If parents are unable to exercise reasonable control over their child, then their ability to positively impact the child through nurture and engagement is diminished. A permissive approach, rather than to resolve or extinguish the behaviour tends to reinforce and perpetuate it. In our work with parents we therefore adopt the following approach:

  • Education support and advice on how to adopt a developmental re-parenting approach
  • To use proportionate and appropriate consequences for anti-social behaviour
  • In extreme situations, to reinforce the fact that the parent has a right to protect themselves and their family
  • That parents should report an incident of violent assault by the child on them or other members of the family to the Social Services responsible for the child or Social Services department for the area in which they live
  • If a situation involving violence, self-harm or running away is irresolvable by the parent then they should call the Police in the first instance, then the Social Services responsible for the child or Social Services department for the area in which they live
  • If such incidents occur frequently or the parent believes they might occur then we would suggest that they pro-actively in a non crisis situation contact their local Police e.g.
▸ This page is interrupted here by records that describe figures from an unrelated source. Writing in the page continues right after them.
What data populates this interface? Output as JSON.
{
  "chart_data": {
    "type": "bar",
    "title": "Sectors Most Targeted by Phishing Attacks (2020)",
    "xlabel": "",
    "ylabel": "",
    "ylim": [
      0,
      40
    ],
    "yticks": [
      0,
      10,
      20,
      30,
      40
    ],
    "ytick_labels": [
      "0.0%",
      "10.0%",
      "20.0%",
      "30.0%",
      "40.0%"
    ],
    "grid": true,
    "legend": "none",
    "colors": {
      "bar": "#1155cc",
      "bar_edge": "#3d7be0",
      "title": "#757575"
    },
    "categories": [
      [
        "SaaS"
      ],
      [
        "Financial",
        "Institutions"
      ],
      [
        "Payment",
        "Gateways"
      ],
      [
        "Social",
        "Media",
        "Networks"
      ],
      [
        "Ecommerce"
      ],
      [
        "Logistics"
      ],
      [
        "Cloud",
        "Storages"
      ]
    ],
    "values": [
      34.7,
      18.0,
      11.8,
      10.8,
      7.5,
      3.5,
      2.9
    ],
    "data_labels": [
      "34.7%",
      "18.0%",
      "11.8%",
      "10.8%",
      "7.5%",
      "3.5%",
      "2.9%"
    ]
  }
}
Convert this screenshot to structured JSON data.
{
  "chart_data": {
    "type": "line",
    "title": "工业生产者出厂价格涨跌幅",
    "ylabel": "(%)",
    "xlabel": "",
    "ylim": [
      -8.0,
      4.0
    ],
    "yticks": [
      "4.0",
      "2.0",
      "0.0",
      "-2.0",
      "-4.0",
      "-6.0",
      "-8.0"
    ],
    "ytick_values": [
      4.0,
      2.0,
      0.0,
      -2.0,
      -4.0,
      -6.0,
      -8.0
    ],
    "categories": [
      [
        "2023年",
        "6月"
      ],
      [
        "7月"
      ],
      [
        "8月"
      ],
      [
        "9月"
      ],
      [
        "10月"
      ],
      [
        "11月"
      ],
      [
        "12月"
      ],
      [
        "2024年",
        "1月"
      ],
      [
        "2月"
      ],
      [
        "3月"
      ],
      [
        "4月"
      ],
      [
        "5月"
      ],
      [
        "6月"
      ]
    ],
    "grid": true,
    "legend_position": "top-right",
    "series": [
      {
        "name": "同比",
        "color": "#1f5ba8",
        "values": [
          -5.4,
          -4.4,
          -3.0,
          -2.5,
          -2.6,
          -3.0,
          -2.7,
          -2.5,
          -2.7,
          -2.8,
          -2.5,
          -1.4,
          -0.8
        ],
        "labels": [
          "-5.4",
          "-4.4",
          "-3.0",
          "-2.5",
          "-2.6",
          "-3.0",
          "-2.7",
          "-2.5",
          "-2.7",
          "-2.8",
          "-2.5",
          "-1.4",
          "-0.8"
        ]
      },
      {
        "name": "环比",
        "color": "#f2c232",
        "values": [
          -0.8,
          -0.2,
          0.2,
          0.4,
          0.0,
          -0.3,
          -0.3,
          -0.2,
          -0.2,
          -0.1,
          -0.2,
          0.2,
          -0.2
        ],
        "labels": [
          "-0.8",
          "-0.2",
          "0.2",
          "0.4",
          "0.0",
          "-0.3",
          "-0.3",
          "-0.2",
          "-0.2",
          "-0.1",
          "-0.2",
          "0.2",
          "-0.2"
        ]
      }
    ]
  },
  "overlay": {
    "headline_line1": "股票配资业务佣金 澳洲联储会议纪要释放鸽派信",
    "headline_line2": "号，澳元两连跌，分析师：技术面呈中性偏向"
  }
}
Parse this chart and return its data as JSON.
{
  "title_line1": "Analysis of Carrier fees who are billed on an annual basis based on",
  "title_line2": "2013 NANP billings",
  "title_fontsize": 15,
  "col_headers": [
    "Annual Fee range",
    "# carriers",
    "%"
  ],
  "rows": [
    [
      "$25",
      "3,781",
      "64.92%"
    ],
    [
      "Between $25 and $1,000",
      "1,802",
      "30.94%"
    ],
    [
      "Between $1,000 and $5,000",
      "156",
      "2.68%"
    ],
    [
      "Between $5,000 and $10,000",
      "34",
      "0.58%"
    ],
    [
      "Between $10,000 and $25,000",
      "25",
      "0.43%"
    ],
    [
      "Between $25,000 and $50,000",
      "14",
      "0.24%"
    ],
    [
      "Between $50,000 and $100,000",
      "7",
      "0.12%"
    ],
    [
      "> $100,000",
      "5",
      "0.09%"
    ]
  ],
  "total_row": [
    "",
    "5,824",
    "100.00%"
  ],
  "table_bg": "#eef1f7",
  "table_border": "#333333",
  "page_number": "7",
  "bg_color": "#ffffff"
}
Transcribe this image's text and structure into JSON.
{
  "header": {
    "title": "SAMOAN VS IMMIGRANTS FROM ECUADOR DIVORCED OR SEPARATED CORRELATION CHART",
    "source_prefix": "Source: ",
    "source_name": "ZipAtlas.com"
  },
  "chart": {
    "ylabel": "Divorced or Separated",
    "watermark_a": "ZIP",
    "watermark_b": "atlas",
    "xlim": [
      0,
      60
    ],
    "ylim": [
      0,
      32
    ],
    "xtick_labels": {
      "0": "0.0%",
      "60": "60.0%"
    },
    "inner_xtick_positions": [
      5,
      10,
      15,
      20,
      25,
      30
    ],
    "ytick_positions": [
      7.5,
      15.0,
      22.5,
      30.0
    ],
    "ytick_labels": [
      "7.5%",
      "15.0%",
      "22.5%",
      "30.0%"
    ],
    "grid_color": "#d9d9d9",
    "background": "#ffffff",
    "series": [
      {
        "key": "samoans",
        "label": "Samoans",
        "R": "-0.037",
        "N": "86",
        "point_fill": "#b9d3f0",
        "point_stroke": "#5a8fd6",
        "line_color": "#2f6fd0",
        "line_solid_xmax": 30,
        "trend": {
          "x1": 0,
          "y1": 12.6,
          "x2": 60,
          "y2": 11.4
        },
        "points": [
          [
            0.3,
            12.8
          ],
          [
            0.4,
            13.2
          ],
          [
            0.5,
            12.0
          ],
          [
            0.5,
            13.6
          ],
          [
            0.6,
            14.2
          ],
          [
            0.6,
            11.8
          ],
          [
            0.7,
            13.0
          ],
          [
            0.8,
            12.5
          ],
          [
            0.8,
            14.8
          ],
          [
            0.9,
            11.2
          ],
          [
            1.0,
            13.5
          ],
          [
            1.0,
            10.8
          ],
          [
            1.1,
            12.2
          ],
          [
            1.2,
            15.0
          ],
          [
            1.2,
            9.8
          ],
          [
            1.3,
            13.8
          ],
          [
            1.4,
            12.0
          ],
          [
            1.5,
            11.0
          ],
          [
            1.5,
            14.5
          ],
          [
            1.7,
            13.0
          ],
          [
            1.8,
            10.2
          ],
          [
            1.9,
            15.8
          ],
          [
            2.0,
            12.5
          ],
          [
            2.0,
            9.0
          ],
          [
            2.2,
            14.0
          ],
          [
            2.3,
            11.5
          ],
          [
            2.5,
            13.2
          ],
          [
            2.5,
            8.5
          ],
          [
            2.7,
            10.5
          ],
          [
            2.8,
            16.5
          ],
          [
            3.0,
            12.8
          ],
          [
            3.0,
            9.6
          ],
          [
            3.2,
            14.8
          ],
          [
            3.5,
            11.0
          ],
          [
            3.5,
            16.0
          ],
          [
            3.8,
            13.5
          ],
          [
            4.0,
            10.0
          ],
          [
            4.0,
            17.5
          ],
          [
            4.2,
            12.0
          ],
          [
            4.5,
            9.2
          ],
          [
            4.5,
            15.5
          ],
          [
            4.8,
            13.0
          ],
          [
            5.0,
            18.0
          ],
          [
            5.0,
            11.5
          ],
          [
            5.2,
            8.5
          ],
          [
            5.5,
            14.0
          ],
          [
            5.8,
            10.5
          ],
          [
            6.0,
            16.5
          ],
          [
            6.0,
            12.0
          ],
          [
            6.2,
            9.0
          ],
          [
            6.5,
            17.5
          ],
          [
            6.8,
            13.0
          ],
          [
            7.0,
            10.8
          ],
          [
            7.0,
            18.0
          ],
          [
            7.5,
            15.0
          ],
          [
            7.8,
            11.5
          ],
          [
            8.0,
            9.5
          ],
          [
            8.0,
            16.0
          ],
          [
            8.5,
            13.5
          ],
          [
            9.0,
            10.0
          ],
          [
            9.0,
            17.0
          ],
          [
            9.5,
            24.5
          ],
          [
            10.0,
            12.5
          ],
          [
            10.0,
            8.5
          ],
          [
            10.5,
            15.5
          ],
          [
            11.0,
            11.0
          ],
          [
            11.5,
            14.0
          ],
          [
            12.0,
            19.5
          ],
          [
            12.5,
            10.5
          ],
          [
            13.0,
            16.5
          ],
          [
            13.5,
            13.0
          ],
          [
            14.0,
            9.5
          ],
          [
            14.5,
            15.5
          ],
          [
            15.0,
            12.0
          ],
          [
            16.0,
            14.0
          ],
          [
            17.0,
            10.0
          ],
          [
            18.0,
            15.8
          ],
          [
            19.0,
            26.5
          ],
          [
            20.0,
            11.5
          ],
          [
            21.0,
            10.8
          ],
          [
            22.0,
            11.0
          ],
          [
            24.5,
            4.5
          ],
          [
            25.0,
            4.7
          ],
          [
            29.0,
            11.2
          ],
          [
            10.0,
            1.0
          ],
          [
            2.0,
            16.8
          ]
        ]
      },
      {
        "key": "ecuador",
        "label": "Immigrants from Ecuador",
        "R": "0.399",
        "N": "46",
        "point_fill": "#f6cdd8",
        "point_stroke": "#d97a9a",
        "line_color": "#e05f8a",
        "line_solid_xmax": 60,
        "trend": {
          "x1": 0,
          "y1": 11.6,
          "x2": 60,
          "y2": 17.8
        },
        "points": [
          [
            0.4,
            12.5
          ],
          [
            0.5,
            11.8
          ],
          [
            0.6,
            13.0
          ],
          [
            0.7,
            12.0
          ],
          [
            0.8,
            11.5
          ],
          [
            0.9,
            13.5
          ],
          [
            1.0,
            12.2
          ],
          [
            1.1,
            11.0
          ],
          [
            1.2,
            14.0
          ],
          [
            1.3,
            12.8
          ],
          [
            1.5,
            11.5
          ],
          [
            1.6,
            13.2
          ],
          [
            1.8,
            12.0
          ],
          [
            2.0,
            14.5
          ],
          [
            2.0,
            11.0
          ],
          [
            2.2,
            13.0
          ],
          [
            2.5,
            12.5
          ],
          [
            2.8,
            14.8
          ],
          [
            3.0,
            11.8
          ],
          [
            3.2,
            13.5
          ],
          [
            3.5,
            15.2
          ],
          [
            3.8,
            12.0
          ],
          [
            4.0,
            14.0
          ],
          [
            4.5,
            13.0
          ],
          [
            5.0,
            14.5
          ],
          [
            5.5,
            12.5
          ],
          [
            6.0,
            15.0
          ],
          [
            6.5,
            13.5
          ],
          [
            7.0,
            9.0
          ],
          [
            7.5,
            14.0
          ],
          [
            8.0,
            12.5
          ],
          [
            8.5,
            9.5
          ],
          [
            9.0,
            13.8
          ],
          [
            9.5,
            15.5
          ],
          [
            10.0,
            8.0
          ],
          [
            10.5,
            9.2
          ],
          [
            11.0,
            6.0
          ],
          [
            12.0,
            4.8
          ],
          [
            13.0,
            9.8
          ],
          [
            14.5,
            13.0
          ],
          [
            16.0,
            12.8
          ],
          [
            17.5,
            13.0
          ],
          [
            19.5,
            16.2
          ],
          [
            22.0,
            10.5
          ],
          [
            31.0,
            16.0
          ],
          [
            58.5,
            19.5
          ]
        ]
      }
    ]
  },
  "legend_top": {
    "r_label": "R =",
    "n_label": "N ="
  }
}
Domestic Violence or Child Protection Unit requesting their support so that they will respond appropriately in an emergency. In some situations it is appropriate for the Police to do a home visit to caution the child regarding the seriousness and dangerousness of their actions.

In Summary top

1. Family Futures does not using Holding Therapy or other intrusive therapies.
2. Parents need support and education in ways of safely managing impulsive and aggressive behaviour in children who have experienced early trauma.
3. Parents need support in being empathetic and attuned to the needs of their children.
4. In order for children to develop secure attachments, they need to have a structured environment in which they feel safe and protected.
5. Parents need support and advice on how to manage aggressive acting out behaviour as we feel it's important that parents feel protected and safe.

These measures are designed to provide an effective, safe, structure so that parents can continue to live with their sometimes very challenging children.